I bumped into Max Chigweda last week and in the course of our discussion he said to me, "At least we are closer to the end than the start". That just about sums up where we are right now and the territory in front of us is as deadly as any we have traversed so far. As has been the case so often in the past 30 years, we are dependent in part on what the region does or does not do to ensure we can cover the ground that remains.
I am quite encouraged by the news from South Africa where the Prime Minister saw the President on Monday. It seems clear to us that the South African leadership understands the situation we are in right now, both the President and the Minister responsible for Foreign Affairs are savvy, street wise and certainly more committed to a democratic outcome than was Thabo Mbeki. But the ghosts of the Mbeki administration remain and those in the region who want to try and protect Zanu PF from its fate are still embedded in the system and active.
The visit to South Africa and the discussions held with the President are in the same league as the September 1976 visit to Pretoria by Henry Kissinger when the Americans delivered the final blow that led to the demise of the Rhodesian Front and the eventual transfer of power to Mugabe in 1980. Because of the nature of diplomacy it will be some time before we see the final outcome of all this diplomatic manoeuvring.
If we look back over the past six months since MDC entered the transitional government, we can point to a number of key achievements
- we have stabilised the economy, secured a resumption of all basic services - health, education, water, sanitation and communications.
We have been able to restore markets and get the retail and wholesale sector back into business.
The finances of central government are recovering steadily - total revenues to the State have grown from $4 million in January to $70 million in July. My guess is that the theft and plunder of public assets has been reduced from perhaps $1,5 billion last year to $250 million.
That is partly because we have closed down the Reserve Bank and partly because there is not much left to steal.
We have been able to partly restore our relations with the international community - the World Bank and the IMF are both back in Zimbabwe with limited programmes of technical assistance and the Bank is making its first forays into local finance since 1997. We have made formal contact with virtually all the OECD States as well as the Non Aligned countries; international grant aid has reached $100 million a month and lines of credit negotiated, although we have yet to see the colour of this money.
On the downside we have seen little progress in media reform. No changes in the attitude or the activities of the security agencies and no changes to repressive legislation or improvements in the management system for elections. The constitutional reform process has started, but faces a difficult and tortuous path over the mountains in its way. The judicial system as a whole is being used as an instrument of oppression and a political weapon. No progress has been made in agriculture where output and activity continues to decline.
Yesterday the South African Minister responsible for Foreign Affairs said that she wanted to see "the acceleration of the implementation of the Global Political Agreement". In fact I think she said the "full implementation" and that would be even better. More we could not ask for, as the GPA, even though it has numerous weaknesses and faults, is the only way forward.

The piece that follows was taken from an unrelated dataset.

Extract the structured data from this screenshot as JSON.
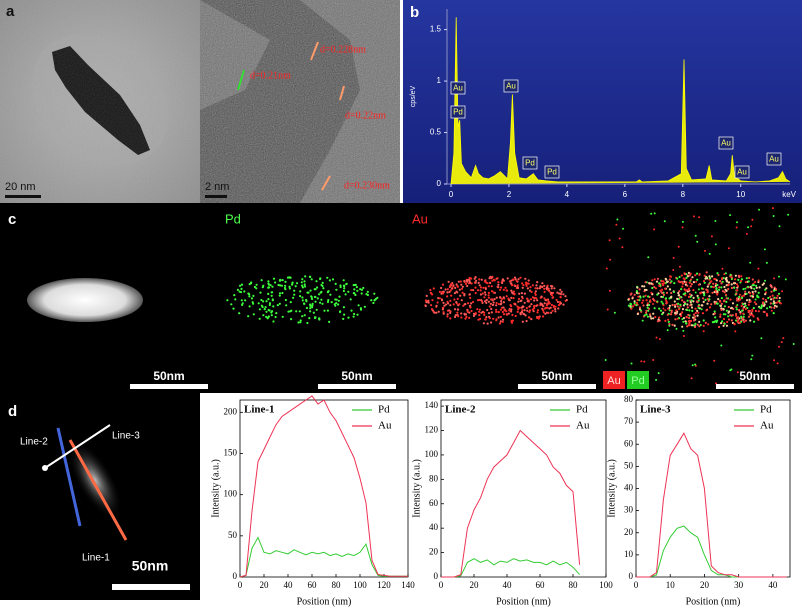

I attended the annual Congress of the Commercial Farmers Union this week in Harare. It was a courageous and well organised affair and Deon Theron was elected President. I was glad to see both - it is vital that while we work on the solution to our problems and negotiate the difficult terrain ahead of us that we keep what is left of our economic institutions alive and operational. Deon will make a good President and is an important player in this situation.
The keynote address was given by a farmer from Zambia who is the current President of the International Association of Agricultural Unions. It was an excellent summary of the global state of agriculture and it was good to see a farmer from Africa in such an influential position.
Zimbabwe's displaced farmers are making a huge impact on agriculture throughout the continent and are a real testimony to what we have lost in the way of human capital.
C G Tracey died the other day and his book "All for nothing?"
was on sale at the CFU Congress. It is an excellent read for anyone who is interested in this country and wants to see what has gone on over the past century - no man played a bigger role in building the country and served its best interests more than "CG", as he was known. The title was suggested by his wife before she died and all he did was to add the question mark to emphasise that it is not yet all over.
I hear rumbles that JZ may visit Zimbabwe for talks with Mugabe shortly.
The Vice President of SA is here for the funeral of our Vice President who died last week and he will be buried on Monday and no doubt talks will take place on the sidelines - funerals are great events for this sort of activity. Certainly we will have to wait for a couple of weeks to ascertain what is going to happen on this front.
If (as usual) we are let down by the region, we will have to fight our way through some very tough terrain. There is no doubt in my mind where the people are and if we can mobilise the resources required, we could stun Zanu PF yet again with a significant electoral victory in the bi elections. I was listening yesterday to some music especially written for the MDC and one song in particular asked "if you vote for Zanu, where are you going?" That just about sums things up.
This is not the time to relax or to abandon the prayer mat - we need to work and pray. At its heart this is a spiritual battle and both activities are vital to our eventual victory.